Rs. 200,000 to 500,000: 10%
Rs. 500,000 to 10 lakhs: 20%
> 10 lakhs: 30%.

It’s progressive, and slabbed. For senior citizens (65+), the first slab is 250,000. For companies, the rate is 30%, and Minimum Alternate Tax is 20% (but you can claim it back within 15 years)

Dividends and Insurance income distribution from “Equity Oriented Insurance Schemes” (ULIPs) get taxed – at 5%. The 15% dividend distribution tax stays. That means to go through equity mutual funds you actually pay a lot – first companies pay 15% tax on dividends, then the mutual funds get a tax hit of another 5%.

Wealth tax: 1% of whatever’s above 1 crore rupees, every year. But not including the house you live in. This is just horrible, but amounts to just 1% more income tax, if you look at it. But if someone has money in illiquid assets like multiple houses, or equity, they’ll find the going tough. Think of the promoters of Indian companies!

With about 35 lakh crores under private sector ownership, that alone will give the government more than 30,000 cr. of wealth tax revenue.

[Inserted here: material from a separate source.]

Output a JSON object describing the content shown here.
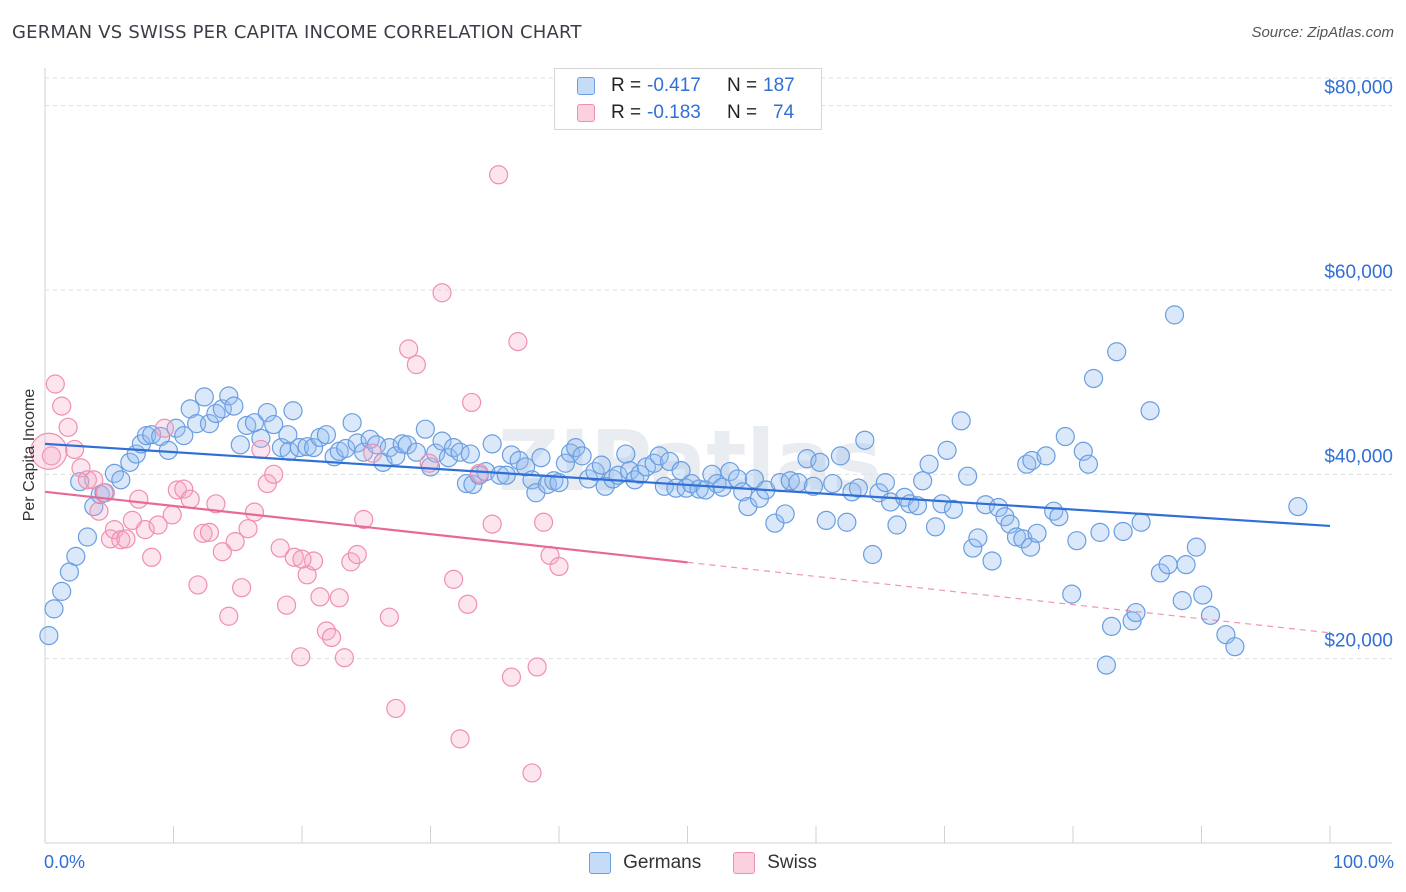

But the section actually doesn’t count assets like shares and bonds! This needs lawyer input but it seems like for wealth, they consider land, farm houses, cars/yacht/aircraft, jewellery and bullion, antiques and paintings, expensive watches, cash, and shares held in foreign companies. Nothing about Indian company shares, or bonds, or mutual funds.

EEE or EET: NPS goes Exempt on withdrawal – commutation of pension (lumpsums) upto 1/3rd or 50% of the amount in different cases.

Life insurance paid on death is exempt. This is still a great way to transfer assets without a will.

All exemptions for donations to non-profits, political parties etc. stay.

Nothing much changes, really, other than a few exemptions gone, and wider tax slabs. Retaining LTCG at zero for equity markets is good, of course, but it won’t last that long. Wealth tax can be a huge issue or a non-issue, if there is clarity on whether it applies on share/bond holding.

To me this is no big deal – just business as usual. But the equity markets have reason to rejoice.